C.G. Jung and the Humanities

C.G. Jung and the Humanities

By Karin Barnaby

Subjects: religion, Jung, c. g. (carl gustav), 1875-1961, creativity, psychology, hermeneutics, cultural studies, critical theory, humanities, gender, popular culture

Description: This timely volume is the first comprehensive attempt to assess Jung's presence and to demonstrate his far-reaching cultural impact in twentieth-century art and intellectual life. The essays reveal dimensions of his work that extend far beyond psychoanalytical theory. Jung, as seen in this volume, addresses a wide range of contemporary issues related to creativity, gender, religion, popular culture, and hermeneutics. The volume shows his hermeneutics to be a much more subtle and sophisticated methodology than previously allowed by his critics. This methodology appears, in fact, to have anticipated significant aspects of contemporary critical principles and practice.
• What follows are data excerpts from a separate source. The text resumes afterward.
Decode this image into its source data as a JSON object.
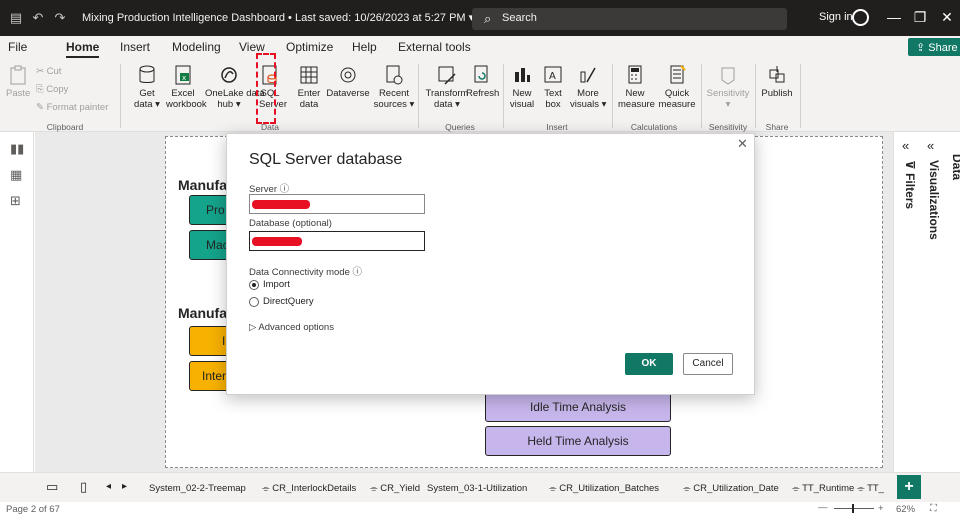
{
  "titlebar": {
    "title": "Mixing Production Intelligence Dashboard • Last saved: 10/26/2023 at 5:27 PM ▾",
    "search_placeholder": "Search",
    "sign_in": "Sign in"
  },
  "menu": {
    "tabs": [
      "File",
      "Home",
      "Insert",
      "Modeling",
      "View",
      "Optimize",
      "Help",
      "External tools"
    ],
    "share": "Share"
  },
  "ribbon": {
    "clipboard": {
      "paste": "Paste",
      "cut": "Cut",
      "copy": "Copy",
      "format_painter": "Format painter",
      "label": "Clipboard"
    },
    "data": {
      "get_data": "Get\ndata ▾",
      "excel": "Excel\nworkbook",
      "onelake": "OneLake data\nhub ▾",
      "sql": "SQL\nServer",
      "enter": "Enter\ndata",
      "dataverse": "Dataverse",
      "recent": "Recent\nsources ▾",
      "label": "Data"
    },
    "queries": {
      "transform": "Transform\ndata ▾",
      "refresh": "Refresh",
      "label": "Queries"
    },
    "insert": {
      "new_visual": "New\nvisual",
      "text_box": "Text\nbox",
      "more_visuals": "More\nvisuals ▾",
      "label": "Insert"
    },
    "calculations": {
      "new_measure": "New\nmeasure",
      "quick_measure": "Quick\nmeasure",
      "label": "Calculations"
    },
    "sensitivity": {
      "sensitivity": "Sensitivity\n▾",
      "label": "Sensitivity"
    },
    "share": {
      "publish": "Publish",
      "label": "Share"
    }
  },
  "canvas": {
    "section1": "Manufa",
    "section2": "Manufa",
    "chips": {
      "teal1": "Pro",
      "teal2": "Mac",
      "amber1": "I",
      "amber2": "Inter",
      "idle": "Idle Time Analysis",
      "held": "Held Time Analysis"
    }
  },
  "panes": {
    "filters": "Filters",
    "visualizations": "Visualizations",
    "data": "Data"
  },
  "dialog": {
    "title": "SQL Server database",
    "server_label": "Server ⓘ",
    "database_label": "Database (optional)",
    "mode_label": "Data Connectivity mode ⓘ",
    "import": "Import",
    "directquery": "DirectQuery",
    "advanced": "▷ Advanced options",
    "ok": "OK",
    "cancel": "Cancel",
    "selected_mode": "Import"
  },
  "page_tabs": [
    "System_02-2-Treemap",
    "CR_InterlockDetails",
    "CR_Yield",
    "System_03-1-Utilization",
    "CR_Utilization_Batches",
    "CR_Utilization_Date",
    "TT_Runtime",
    "TT_"
  ],
  "status": {
    "page": "Page 2 of 67",
    "zoom": "62%"
  },
  "colors": {
    "accent": "#117865",
    "teal": "#14a38b",
    "amber": "#f7b100",
    "lavender": "#c7b6ec",
    "highlight": "#e81123"
  }
}
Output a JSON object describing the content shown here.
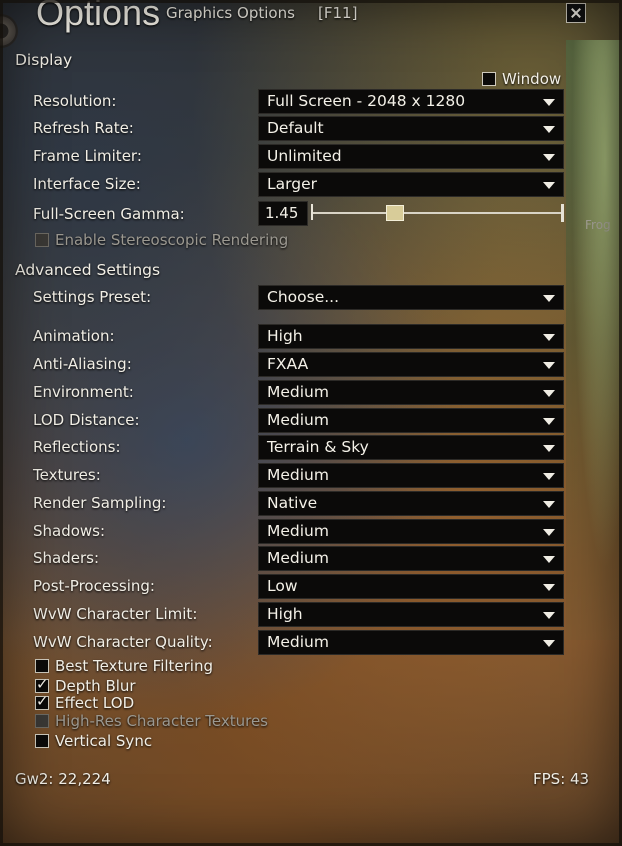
{
  "window": {
    "title": "Options",
    "subtitle": "Graphics Options",
    "hotkey": "[F11]",
    "close_label": "close"
  },
  "display": {
    "heading": "Display",
    "window_checkbox": {
      "label": "Window",
      "checked": false
    },
    "resolution": {
      "label": "Resolution:",
      "value": "Full Screen - 2048 x 1280"
    },
    "refresh_rate": {
      "label": "Refresh Rate:",
      "value": "Default"
    },
    "frame_limiter": {
      "label": "Frame Limiter:",
      "value": "Unlimited"
    },
    "interface_size": {
      "label": "Interface Size:",
      "value": "Larger"
    },
    "gamma": {
      "label": "Full-Screen Gamma:",
      "value": "1.45",
      "slider_fraction": 0.33
    },
    "stereoscopic": {
      "label": "Enable Stereoscopic Rendering",
      "checked": false,
      "disabled": true
    },
    "side_text": "Frog"
  },
  "advanced": {
    "heading": "Advanced Settings",
    "preset": {
      "label": "Settings Preset:",
      "value": "Choose..."
    },
    "settings": [
      {
        "label": "Animation:",
        "value": "High"
      },
      {
        "label": "Anti-Aliasing:",
        "value": "FXAA"
      },
      {
        "label": "Environment:",
        "value": "Medium"
      },
      {
        "label": "LOD Distance:",
        "value": "Medium"
      },
      {
        "label": "Reflections:",
        "value": "Terrain & Sky"
      },
      {
        "label": "Textures:",
        "value": "Medium"
      },
      {
        "label": "Render Sampling:",
        "value": "Native"
      },
      {
        "label": "Shadows:",
        "value": "Medium"
      },
      {
        "label": "Shaders:",
        "value": "Medium"
      },
      {
        "label": "Post-Processing:",
        "value": "Low"
      },
      {
        "label": "WvW Character Limit:",
        "value": "High"
      },
      {
        "label": "WvW Character Quality:",
        "value": "Medium"
      }
    ],
    "checkboxes": [
      {
        "label": "Best Texture Filtering",
        "checked": false,
        "disabled": false
      },
      {
        "label": "Depth Blur",
        "checked": true,
        "disabled": false
      },
      {
        "label": "Effect LOD",
        "checked": true,
        "disabled": false
      },
      {
        "label": "High-Res Character Textures",
        "checked": false,
        "disabled": true
      },
      {
        "label": "Vertical Sync",
        "checked": false,
        "disabled": false
      }
    ]
  },
  "footer": {
    "build": "Gw2: 22,224",
    "fps": "FPS: 43"
  }
}
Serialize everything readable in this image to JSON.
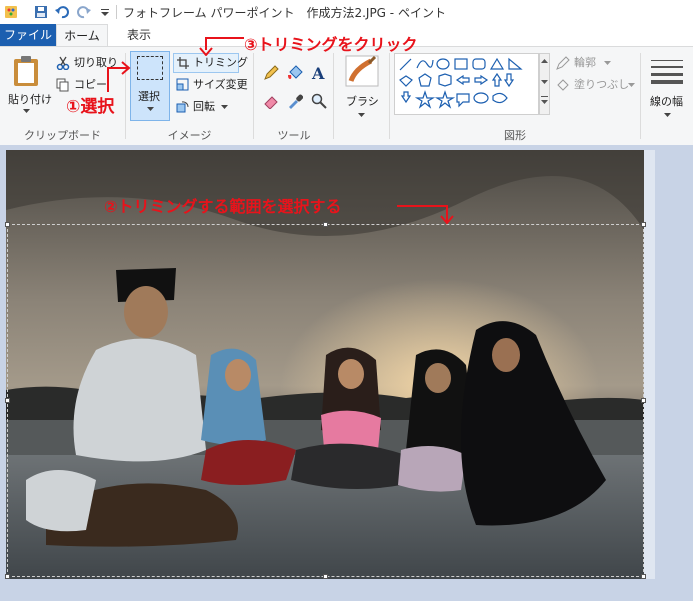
{
  "window": {
    "title": "フォトフレーム パワーポイント　作成方法2.JPG - ペイント"
  },
  "tabs": {
    "file": "ファイル",
    "home": "ホーム",
    "view": "表示"
  },
  "clipboard": {
    "paste": "貼り付け",
    "cut": "切り取り",
    "copy": "コピー",
    "group_label": "クリップボード"
  },
  "image_group": {
    "select": "選択",
    "crop": "トリミング",
    "resize": "サイズ変更",
    "rotate": "回転",
    "group_label": "イメージ"
  },
  "tools": {
    "group_label": "ツール"
  },
  "brushes": {
    "label": "ブラシ"
  },
  "shapes": {
    "outline": "輪郭",
    "fill": "塗りつぶし",
    "group_label": "図形"
  },
  "size": {
    "label": "線の幅"
  },
  "annotations": {
    "step1": "①選択",
    "step2": "②トリミングする範囲を選択する",
    "step3": "③トリミングをクリック"
  },
  "colors": {
    "accent": "#1c5fb0",
    "annotation": "#e8131b",
    "select_highlight": "#cde4fb"
  }
}
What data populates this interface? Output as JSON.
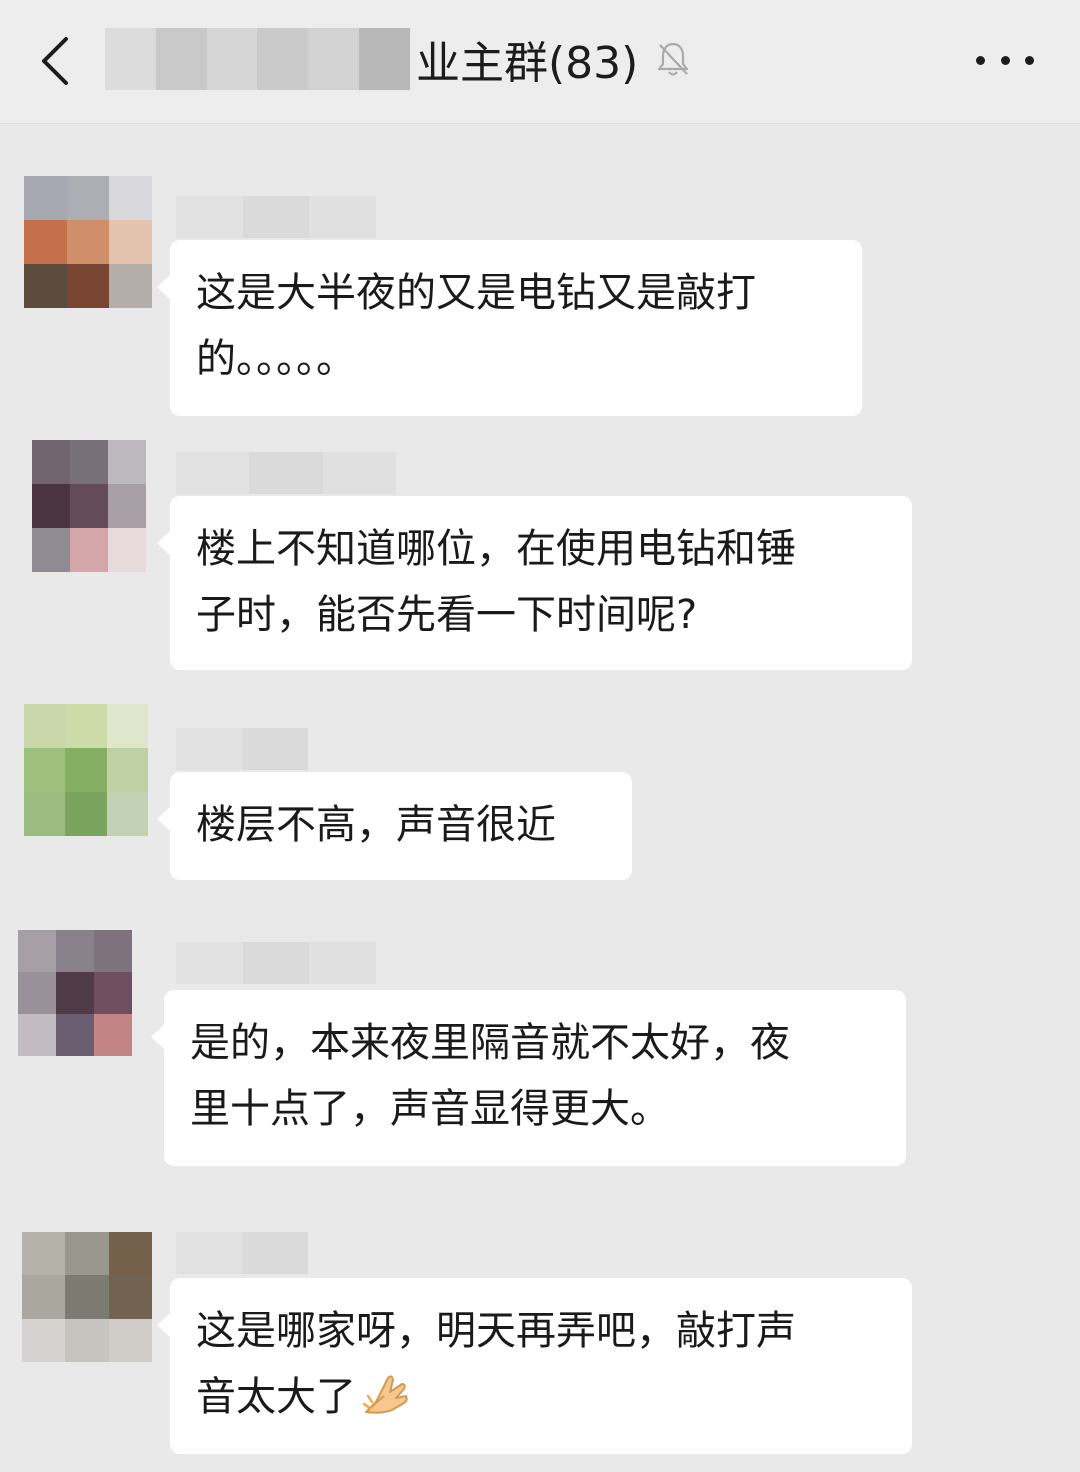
{
  "header": {
    "title": "业主群(83)",
    "back_icon": "chevron-left-icon",
    "mute_icon": "bell-off-icon",
    "more_icon": "more-dots-icon"
  },
  "messages": [
    {
      "lines": [
        "这是大半夜的又是电钻又是敲打",
        "的。。。。。"
      ]
    },
    {
      "lines": [
        "楼上不知道哪位，在使用电钻和锤",
        "子时，能否先看一下时间呢?"
      ]
    },
    {
      "lines": [
        "楼层不高，声音很近"
      ]
    },
    {
      "lines": [
        "是的，本来夜里隔音就不太好，夜",
        "里十点了，声音显得更大。"
      ]
    },
    {
      "lines": [
        "这是哪家呀，明天再弄吧，敲打声",
        "音太大了"
      ],
      "emoji": "praying-hands-icon"
    }
  ],
  "colors": {
    "background": "#e9e9e9",
    "topbar": "#ededed",
    "bubble": "#ffffff"
  }
}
The contributors to the volume were among the participants in a major international conference sponsored by Hofstra University and the C. G. Jung Foundation of New York, held in 1986 at Hofstra University. They include Thomas Belmonte, Robert Bly, Joseph Campbell, Edward S. Casey, Stanley Diamond, Jean Erdman, Leslie Fiedler, James Hillman, Paul Kugler, Ibram Lassaw, Neil Levine, David L. Miller, Lucio Pozzi, Gilles Quispel, Robert Richenburg, Carol Schreier Rupprecht, Andrew Samuels, Harold Schechter, and June Singer.